Data Prep, Data Blending, and Data Integration with Tableau and Alteryx

In my day-to-day role as a data consultant, I have never run across a situation where a single data source answered every question. Many times I work with clients that have two, three or even a dozen different sources of data. It might be various on-premise databases with some cloud data sources and an extraneous Excel document or two. Sometimes there are directories full of PDFs or text files. Occasionally, there’s a JSON or XML feed with valuable data that needs to be captured.

So how do you bring this data together for analysis? How do you compare values across different sources?

I love Tableau and use it on a daily basis to answer data questions and tell data stories. I also have been growing in my knowledge and appreciation for the capabilities of Alteryx. Both tools allow you to combine data from various sources into meaningful structures for deeper analysis. In fact, I’ve recently enjoyed some interaction with the data community around different approaches to shaping data in each tool.

Both Tableau and Alteryx are unique in their approach to data prep, blending and integration. Understanding these differences allows you to leverage the power of each tool.

Tableau Data Tips

Tableau continues to innovate in data preparation, blending and integration. Each new release introduces new features that make life easier for a data analyst. Tableau has three primary ways of bringing disparate data sources together for analysis:

1. Different data sources visualized in a single dashboard.

A Tableau workbook can have as many connections to as many different data sources as you’d like and you can use all of them to create individual visualizations that can be combined seamlessly on a dashboard. Action filters and cross-database filters allow you to create seamless interactivity for the end user.

The users will be happy to see financial data from your general ledger system and customer data from your CRM in a single dashboard, your boss will be impressed with how fast you built it, and you’ll smile to yourself as you think about how easy it was to create each connection and bring it all together with a few clicks.

2. Different data sources blended together.

In Tableau, “data blending” is a technical term used to describe using two separate data sources in a single visualization. Unlike joining, which is done row-by-row, data blending is performed at an aggregate level. This innovative approach was introduced way back in Tableau 6 and has been improved since.

Data blending in Tableau gives you the power to do amazing visual analytics with disparate data and offers unique benefits:

  • Use data from two or more massive data sets without having to join them at a row-by-row level. This can be very useful in an enterprise data warehouse where you have large fact tables. Instead of joining them together, use Tableau to blend the data at an aggregate level. This can improve performance and give you quite a bit of flexibility with a data model.
  • Control the level of aggregation. Does one of your data sets contain a record for every customer for every day and another contain monthly goals? If you joined those two sets you might end up with a lot of duplication of monthly values, but when you use data blending, your monthly values come through perfectly.
  • Unleash your creativity. Since data blending happens at the same time as data visualization, it’s less of a data preparation step and more of a “real-time” experience with the data. You can get very creative and do things like change the level of aggregation on the fly via parameter or blend between different time periods for period-over-period comparisons.

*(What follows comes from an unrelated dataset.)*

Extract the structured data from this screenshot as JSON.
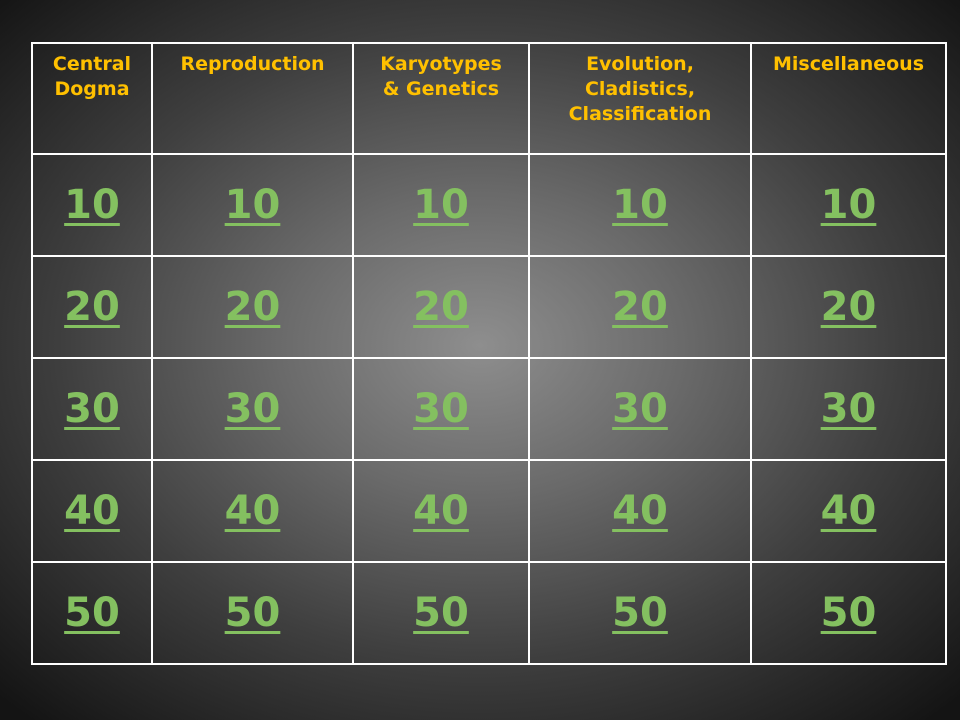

3. Different data sources joined together.

Tableau allows you to join tables from various data sources together to create a single data source that will meet your analytical needs. Do you have customer data stored in a couple of SQL Server and Oracle databases? Do you have supplemental data in Excel and a Google Sheets document that the team updates every day?

No problem! Tableau will let you bring together all of these and more. And with various other data prep tools such as pivot, merge and join calculations, you have tremendous power to shape the data in just the right way for your analysis.

Also, be on the lookout for a new product from Tableau — code-named “Maestro” —which was demoed at Tableau Conference 2016. It takes the concepts that are already built into Tableau Desktop to a whole new level to make data preparation and shaping even easier and more robust.

Alteryx Data Tips

Alteryx offers a slightly different paradigm for bringing various data sources together for analysis. In Alteryx, you build a flow, usually starting with one or more Input Data tools to bring in data from a source such as a text file or database and then, using various other tools like joins, formulas, unions, and filters, you can shape the data with a lot of flexibility.

The flexibility of building your own flow allows you to work with complex data sets, thereby having a lot of control over the logic and order of operations. You can generate rows to pad the data with missing dates or other values, you can split the flow to perform logic on a certain subset of data and then you can recombine it into a single output.

Alteryx also allows you to do quite a bit of analysis within the flow and, ultimately, output it for further analysis or visualization in a tool like Tableau. The possibilities for shaping, prepping and integrating various sources of data are almost endless!

Should You Use Tableau or Alteryx

My answer: yes!

But beyond a simplistic answer, you’ll have to understand the paradigm of each platform and understand how each can address your specific data needs. Alteryx gives you a lot of flexibility to blend data from various sources, shape it as needed, perform complex logical operations and perform all kinds of analytics at any step in the flow. Tableau shines when it comes to visual analytics, allowing you to instantly see the answers to your questions and stay in a flow of having a conversation with the data, even when it comes from many different sources. If you want the best of both worlds, use both!